Around 10,000 new churches and communities without vicars could be established under controversial new plans to attract more congregants.
The proposals, which cover the next decade, are among the ambitious targets to be discussed at General Synod, the Church of England’s legislative body, which will begin its sessions on Friday.
However, the plans have sparked debate among bishops and Christians across the country, who have criticised them as a "cost-cutting" exercise, arguing that lay people – who are not ordained – are no substitute for parish priests.
Their comments come as Church leaders are trying to recruit new churchgoers amid a declining number of congregants.
Most key measures of church attendance fell by between 15 and 20 per cent from 2009 to 2019, and a median church has an average weekly attendance of 31. For one quarter of churches, this figure is 11.
Blueprint for the future
On July 19, the Archbishop of York, the Rt Rev Stephen Cottrell, will deliver an update on Vision and Strategy, his blueprint for the Church’s future over the next decade.
Last year, he drew criticism for his project amid accusations that he was "dismantling the parish church system", despite his stated aim being to "expand, reimagine and revitalise" it.
However, under the latest church plans outlined in a General Synod paper entitled, "Simpler, Humbler, Bolder", officials reiterated the aims for "a revitalised parish system within which new and inherited worshipping communities flourish together".
"We think this could result in 10,000 new communities starting by 2030, reaching people in all spheres of their life – home and local community, work and education, social and digital," the paper reads.
"To do this would mean that most churches and all dioceses would start something new to reach people in their contexts."
This is the first time that the Church of England has put a number on the amount of new religious churches, groups and communities it hopes to establish. It also builds on the concept of "fresh expressions of church", which are non-traditional church gatherings.
Responding to the proposals, Bishop Michael Nazir-Ali, former bishop of Rochester, said: "It’s important to have ordained ministry in every church. We need their leadership, faith, and ability to liaise with the wider church."

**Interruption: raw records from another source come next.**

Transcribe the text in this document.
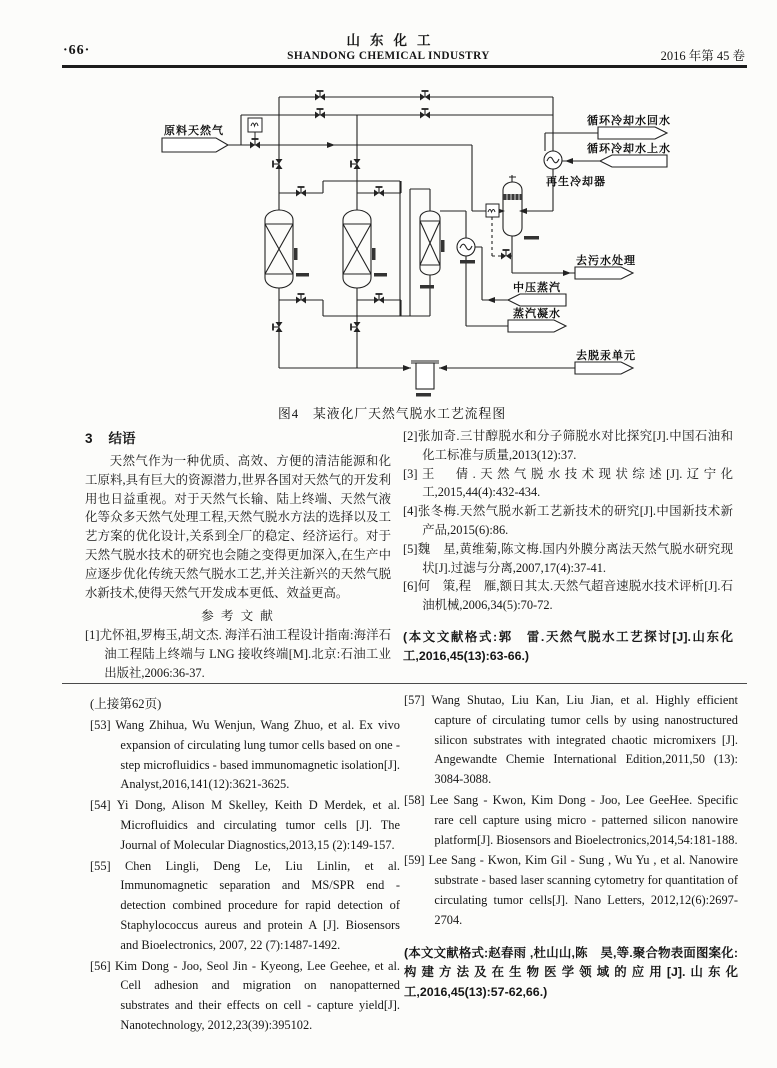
·66·
山东化工
SHANDONG CHEMICAL INDUSTRY	2016 年第 45 卷
原料天然气
循环冷却水回水
循环冷却水上水
再生冷却器
去污水处理
中压蒸汽
蒸汽凝水
去脱汞单元
图4　某液化厂天然气脱水工艺流程图
3 结语

天然气作为一种优质、高效、方便的清洁能源和化工原料,具有巨大的资源潜力,世界各国对天然气的开发利用也日益重视。对于天然气长输、陆上终端、天然气液化等众多天然气处理工程,天然气脱水方法的选择以及工艺方案的优化设计,关系到全厂的稳定、经济运行。对于天然气脱水技术的研究也会随之变得更加深入,在生产中应逐步优化传统天然气脱水工艺,并关注新兴的天然气脱水新技术,使得天然气开发成本更低、效益更高。

参 考 文 献
[1]尤怀祖,罗梅玉,胡文杰. 海洋石油工程设计指南:海洋石油工程陆上终端与 LNG 接收终端[M].北京:石油工业出版社,2006:36-37.
[2]张加奇.三甘醇脱水和分子筛脱水对比探究[J].中国石油和化工标准与质量,2013(12):37.
[3]王　倩.天然气脱水技术现状综述[J].辽宁化工,2015,44(4):432-434.
[4]张冬梅.天然气脱水新工艺新技术的研究[J].中国新技术新产品,2015(6):86.
[5]魏　星,黄维菊,陈文梅.国内外膜分离法天然气脱水研究现状[J].过滤与分离,2007,17(4):37-41.
[6]何　策,程　雁,额日其太.天然气超音速脱水技术评析[J].石油机械,2006,34(5):70-72.
(本文文献格式:郭　雷.天然气脱水工艺探讨[J].山东化工,2016,45(13):63-66.)
(上接第62页)
[53] Wang Zhihua, Wu Wenjun, Wang Zhuo, et al. Ex vivo expansion of circulating lung tumor cells based on one - step microfluidics - based immunomagnetic isolation[J]. Analyst,2016,141(12):3621-3625.
[54] Yi Dong, Alison M Skelley, Keith D Merdek, et al. Microfluidics and circulating tumor cells [J]. The Journal of Molecular Diagnostics,2013,15 (2):149-157.
[55] Chen Lingli, Deng Le, Liu Linlin, et al. Immunomagnetic separation and MS/SPR end - detection combined procedure for rapid detection of Staphylococcus aureus and protein A [J]. Biosensors and Bioelectronics, 2007, 22 (7):1487-1492.
[56] Kim Dong - Joo, Seol Jin - Kyeong, Lee Geehee, et al. Cell adhesion and migration on nanopatterned substrates and their effects on cell - capture yield[J]. Nanotechnology, 2012,23(39):395102.
[57] Wang Shutao, Liu Kan, Liu Jian, et al. Highly efficient capture of circulating tumor cells by using nanostructured silicon substrates with integrated chaotic micromixers [J]. Angewandte Chemie International Edition,2011,50 (13): 3084-3088.
[58] Lee Sang - Kwon, Kim Dong - Joo, Lee GeeHee. Specific rare cell capture using micro - patterned silicon nanowire platform[J]. Biosensors and Bioelectronics,2014,54:181-188.
[59] Lee Sang - Kwon, Kim Gil - Sung , Wu Yu , et al. Nanowire substrate - based laser scanning cytometry for quantitation of circulating tumor cells[J]. Nano Letters, 2012,12(6):2697-2704.
(本文文献格式:赵春雨 ,杜山山,陈　昊,等.聚合物表面图案化:构建方法及在生物医学领域的应用[J].山东化工,2016,45(13):57-62,66.)
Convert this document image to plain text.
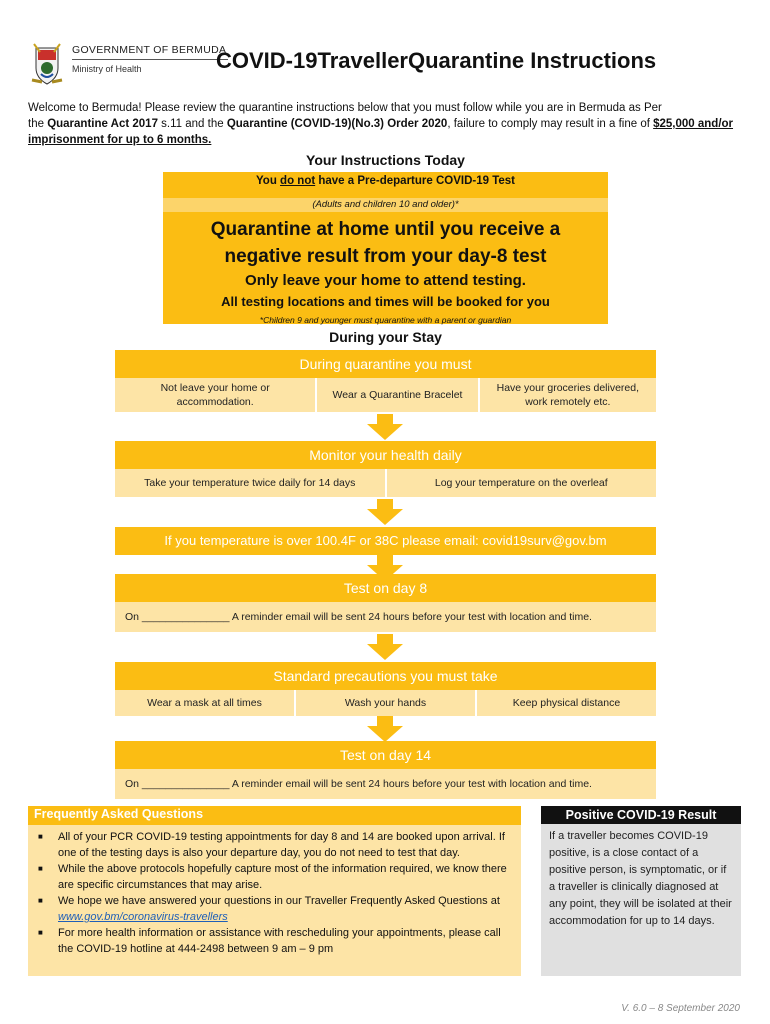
GOVERNMENT OF BERMUDA
Ministry of Health	COVID-19TravellerQuarantine Instructions
Welcome to Bermuda! Please review the quarantine instructions below that you must follow while you are in Bermuda as Per
the Quarantine Act 2017 s.11 and the Quarantine (COVID-19)(No.3) Order 2020, failure to comply may result in a fine of $25,000 and/or
imprisonment for up to 6 months.
Your Instructions Today
You do not have a Pre-departure COVID-19 Test
(Adults and children 10 and older)*
Quarantine at home until you receive a
negative result from your day-8 test
Only leave your home to attend testing.
All testing locations and times will be booked for you
*Children 9 and younger must quarantine with a parent or guardian
During your Stay
During quarantine you must
Not leave your home or accommodation.
Wear a Quarantine Bracelet
Have your groceries delivered, work remotely etc.
Monitor your health daily
Take your temperature twice daily for 14 days	Log your temperature on the overleaf
If you temperature is over 100.4F or 38C please email: covid19surv@gov.bm
Test on day 8
On _______________ A reminder email will be sent 24 hours before your test with location and time.
Standard precautions you must take
Wear a mask at all times	Wash your hands	Keep physical distance
Test on day 14
On _______________ A reminder email will be sent 24 hours before your test with location and time.
Frequently Asked Questions
■ All of your PCR COVID-19 testing appointments for day 8 and 14 are booked upon arrival. If one of the testing days is also your departure day, you do not need to test that day.
■ While the above protocols hopefully capture most of the information required, we know there are specific circumstances that may arise.
■ We hope we have answered your questions in our Traveller Frequently Asked Questions at www.gov.bm/coronavirus-travellers
■ For more health information or assistance with rescheduling your appointments, please call the COVID-19 hotline at 444-2498 between 9 am – 9 pm
Positive COVID-19 Result
If a traveller becomes COVID-19 positive, is a close contact of a positive person, is symptomatic, or if a traveller is clinically diagnosed at any point, they will be isolated at their accommodation for up to 14 days.
V. 6.0 – 8 September 2020
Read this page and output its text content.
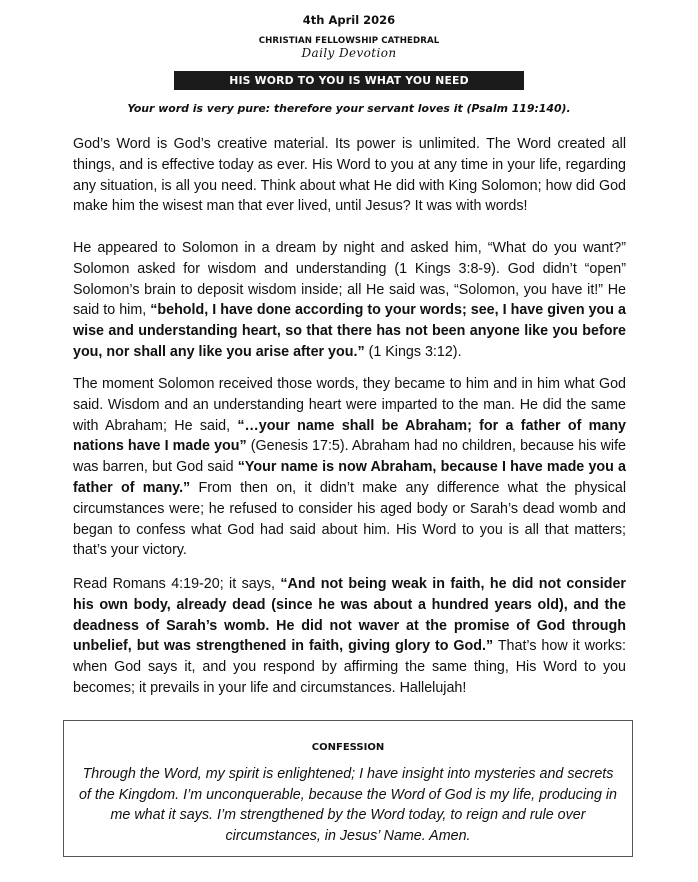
4th April 2026
CHRISTIAN FELLOWSHIP CATHEDRAL
Daily Devotion
HIS WORD TO YOU IS WHAT YOU NEED
Your word is very pure: therefore your servant loves it (Psalm 119:140).

God’s Word is God’s creative material. Its power is unlimited. The Word created all things, and is effective today as ever. His Word to you at any time in your life, regarding any situation, is all you need. Think about what He did with King Solomon; how did God make him the wisest man that ever lived, until Jesus? It was with words!

He appeared to Solomon in a dream by night and asked him, “What do you want?” Solomon asked for wisdom and understanding (1 Kings 3:8-9). God didn’t “open” Solomon’s brain to deposit wisdom inside; all He said was, “Solomon, you have it!” He said to him, “behold, I have done according to your words; see, I have given you a wise and understanding heart, so that there has not been anyone like you before you, nor shall any like you arise after you.” (1 Kings 3:12).

The moment Solomon received those words, they became to him and in him what God said. Wisdom and an understanding heart were imparted to the man. He did the same with Abraham; He said, “…your name shall be Abraham; for a father of many nations have I made you” (Genesis 17:5). Abraham had no children, because his wife was barren, but God said “Your name is now Abraham, because I have made you a father of many.” From then on, it didn’t make any difference what the physical circumstances were; he refused to consider his aged body or Sarah’s dead womb and began to confess what God had said about him. His Word to you is all that matters; that’s your victory.

Read Romans 4:19-20; it says, “And not being weak in faith, he did not consider his own body, already dead (since he was about a hundred years old), and the deadness of Sarah’s womb. He did not waver at the promise of God through unbelief, but was strengthened in faith, giving glory to God.” That’s how it works: when God says it, and you respond by affirming the same thing, His Word to you becomes; it prevails in your life and circumstances. Hallelujah!

CONFESSION
Through the Word, my spirit is enlightened; I have insight into mysteries and secrets of the Kingdom. I’m unconquerable, because the Word of God is my life, producing in me what it says. I’m strengthened by the Word today, to reign and rule over circumstances, in Jesus’ Name. Amen.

One rural parish volunteer, who did not want to be named, added: "There is some success in groovy, evangelical churches. But we don’t know if that will last, and you can’t do it at the expense of traditional parishes if you don’t want to lose the rural communities. This plan is basically condemning the parishes to die."
Further detail regarding the 10,000 new churches was provided at last week’s MultiplyX 2021 church-planting conference, held online by the Bishop of Islington, the Rt Rev Ric Thorpe.
The initiative has been given the title "Myriad", and is led by Canon John McGinley, a priest in the diocese of Leicester, who is also head of church-planting development at New Wine, a network of Christian churches.
‘Tight’ definition of a church
In his talk, reported by The Church Times, Canon McGinley described "Myriad" as a vision that people could join, rather than a project or initiative.
He said that many of the 10,000 churches would start small, and some would remain as 20 or 30 people meeting in a home.
But the definition of a church was "tight", he said, adding that it must proclaim the gospel of Jesus Christ, have regular worship, be open to everyone and sacramental, and have more than 20 people.
In response to the criticism, Dave Male, the Church of England’s head of evangelism and discipleship, said that the General Synod paper "does not specify 10,000 lay-led churches".
Asked if the new 10,000 communities would be churches which are not led by a member of the clergy, he said: "Not necessarily", adding: "We expect that most of these new groups will arise from existing parishes and so would be under the oversight of clergy, even if meetings are not directly led by the parish priest.
"It is similar to how at the moment a church youth group might be led by the youth worker not the vicar, but still under his or her oversight."